Inscrutable Belongings brings together formalist and contextual modes of critique to consider narrative strategies that emerge in queer Asian North American literature. Stephen Hong Sohn provides extended readings of fictions involving queer Asian North American storytellers, looking to texts including Russell Leong's "Camouflage," Lydia Kwa's Pulse, Alexander Chee's Edinburgh, Nina Revoyr's Wingshooters, and Noël Alumit's Letters to Montgomery Clift. Despite many antagonistic forces, these works' protagonists achieve a revolutionary form of narrative centrality through the defiant act of speaking out, recounting their "survival plots," and enduring to the very last page. These feats are made possible through their construction of alternative social structures Sohn calls "inscrutable belongings."
Collectively, the texts that Sohn examines bring to mind foundational struggles for queer Asian North Americans (and other socially marginalized groups) and confront a broad range of issues, including interracial desire, the AIDS/HIV epidemic, transnational mobility, and postcolonial trauma. In these texts, Asian North American queer people are often excluded from normative family structures and must contend with multiple histories of oppression, erasure, and physical violence, involving homophobia, racism, and social death. Sohn's work makes clear that for such writers and their imagined communities, questions of survival, kinship, and narrative development are more than representational—they are directly tied to lived experience.
About the author
Stephen Hong Sohn is Associate Professor of English at the University of California, Riverside.
"In this groundbreaking, meticulously researched book, Stephen Hong Sohn teases out how specific formal strategies in novels by queer Asian North American writers are used to develop and explore alternative kinship networks, forms of social recognition, and survival plots in the face of physical death as well social death, in which a Asian North American LGBTQ existence literally cannot be imagined. In its theorizing of queer racial formalisms, Inscrutable Belongings is the genuine melding of narrative theory, queer theory, and ethnic studies that we have been waiting for."

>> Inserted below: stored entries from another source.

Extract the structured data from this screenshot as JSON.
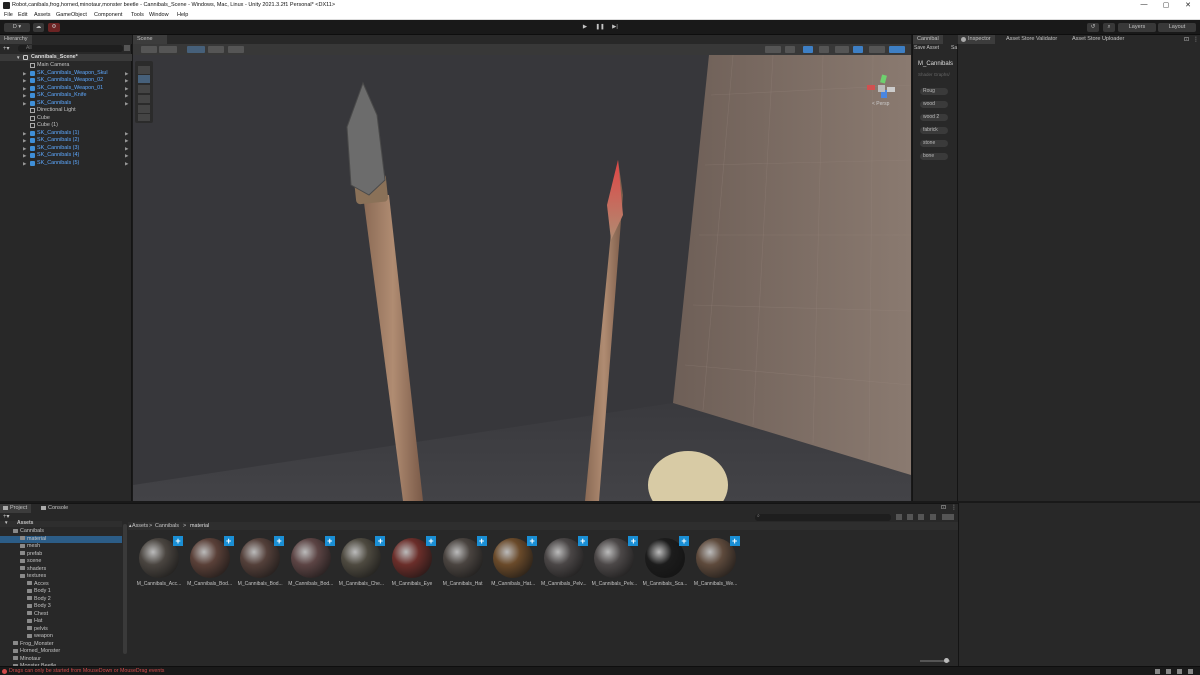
{
  "window": {
    "title": "Robot,canibals,frog,horned,minotaur,monster beetle - Cannibals_Scene - Windows, Mac, Linux - Unity 2021.3.2f1 Personal* <DX11>",
    "minimize": "—",
    "maximize": "▢",
    "close": "✕"
  },
  "menu": [
    "File",
    "Edit",
    "Assets",
    "GameObject",
    "Component",
    "Tools",
    "Window",
    "Help"
  ],
  "toolbar": {
    "account": "D ▾",
    "play": "▶",
    "pause": "❚❚",
    "step": "▶|",
    "layers": "Layers",
    "layout": "Layout"
  },
  "hierarchy": {
    "tab": "Hierarchy",
    "search_placeholder": "All",
    "scene": "Cannibals_Scene*",
    "items": [
      {
        "label": "Main Camera",
        "type": "plain",
        "expandable": false
      },
      {
        "label": "SK_Cannibals_Weapon_Skul",
        "type": "prefab",
        "expandable": true
      },
      {
        "label": "SK_Cannibals_Weapon_02",
        "type": "prefab",
        "expandable": true
      },
      {
        "label": "SK_Cannibals_Weapon_01",
        "type": "prefab",
        "expandable": true
      },
      {
        "label": "SK_Cannibals_Knife",
        "type": "prefab",
        "expandable": true
      },
      {
        "label": "SK_Cannibals",
        "type": "prefab",
        "expandable": true
      },
      {
        "label": "Directional Light",
        "type": "plain",
        "expandable": false
      },
      {
        "label": "Cube",
        "type": "plain",
        "expandable": false
      },
      {
        "label": "Cube (1)",
        "type": "plain",
        "expandable": false
      },
      {
        "label": "SK_Cannibals (1)",
        "type": "prefab",
        "expandable": true
      },
      {
        "label": "SK_Cannibals (2)",
        "type": "prefab",
        "expandable": true
      },
      {
        "label": "SK_Cannibals (3)",
        "type": "prefab",
        "expandable": true
      },
      {
        "label": "SK_Cannibals (4)",
        "type": "prefab",
        "expandable": true
      },
      {
        "label": "SK_Cannibals (5)",
        "type": "prefab",
        "expandable": true
      }
    ]
  },
  "scene": {
    "tab": "Scene",
    "persp": "< Persp"
  },
  "material_panel": {
    "tab": "Cannibal",
    "save_asset": "Save Asset",
    "save_short": "Sa",
    "material_name": "M_Cannibals",
    "shader": "Shader Graphs/",
    "tags": [
      "Roug",
      "wood",
      "wood 2",
      "fabrick",
      "stone",
      "bone"
    ]
  },
  "inspector": {
    "tabs": [
      "Inspector",
      "Asset Store Validator",
      "Asset Store Uploader"
    ]
  },
  "project": {
    "tabs": [
      "Project",
      "Console"
    ],
    "favorites_label": "Assets",
    "tree": [
      {
        "label": "Cannibals",
        "indent": 1,
        "expanded": true
      },
      {
        "label": "material",
        "indent": 2,
        "selected": true
      },
      {
        "label": "mesh",
        "indent": 2
      },
      {
        "label": "prefab",
        "indent": 2
      },
      {
        "label": "scene",
        "indent": 2
      },
      {
        "label": "shaders",
        "indent": 2
      },
      {
        "label": "textures",
        "indent": 2,
        "expanded": true
      },
      {
        "label": "Acces",
        "indent": 3
      },
      {
        "label": "Body 1",
        "indent": 3
      },
      {
        "label": "Body 2",
        "indent": 3
      },
      {
        "label": "Body 3",
        "indent": 3
      },
      {
        "label": "Chest",
        "indent": 3
      },
      {
        "label": "Hat",
        "indent": 3
      },
      {
        "label": "pelvis",
        "indent": 3
      },
      {
        "label": "weapon",
        "indent": 3
      },
      {
        "label": "Frog_Monster",
        "indent": 1
      },
      {
        "label": "Horned_Monster",
        "indent": 1
      },
      {
        "label": "Minotaur",
        "indent": 1
      },
      {
        "label": "Monster Beetle",
        "indent": 1
      }
    ],
    "breadcrumb": [
      "Assets",
      "Cannibals",
      "material"
    ],
    "assets": [
      {
        "name": "M_Cannibals_Acc...",
        "color": "#4a4540"
      },
      {
        "name": "M_Cannibals_Bod...",
        "color": "#5a4038"
      },
      {
        "name": "M_Cannibals_Bod...",
        "color": "#54403a"
      },
      {
        "name": "M_Cannibals_Bod...",
        "color": "#5c4444"
      },
      {
        "name": "M_Cannibals_Che...",
        "color": "#4e4a40"
      },
      {
        "name": "M_Cannibals_Eye",
        "color": "#6b2e2a"
      },
      {
        "name": "M_Cannibals_Hat",
        "color": "#4a4440"
      },
      {
        "name": "M_Cannibals_Hat...",
        "color": "#6a4a2a"
      },
      {
        "name": "M_Cannibals_Pelv...",
        "color": "#4a4646"
      },
      {
        "name": "M_Cannibals_Pelv...",
        "color": "#4c4848"
      },
      {
        "name": "M_Cannibals_Sca...",
        "color": "#1c1c1c"
      },
      {
        "name": "M_Cannibals_We...",
        "color": "#5e4a3c"
      }
    ]
  },
  "status": {
    "error": "Drags can only be started from MouseDown or MouseDrag events"
  },
  "colors": {
    "accent": "#1a8fd5",
    "prefab_text": "#5ea9ff",
    "error": "#d24a4a"
  }
}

—Sue J. Kim, University of Massachusetts, Lowell
"In this book, Stephen Sohn takes not only an interethnic but a continental approach, analyzing fiction by Asian American, Asian Canadian, and mixed-race queer authors, while paying careful attention to subtle national differences. Concerning itself with the complex interplay of aesthetics, ethics, and politics, Inscrutable Belongings is a vitally important intervention in Asian North American and queer literary studies."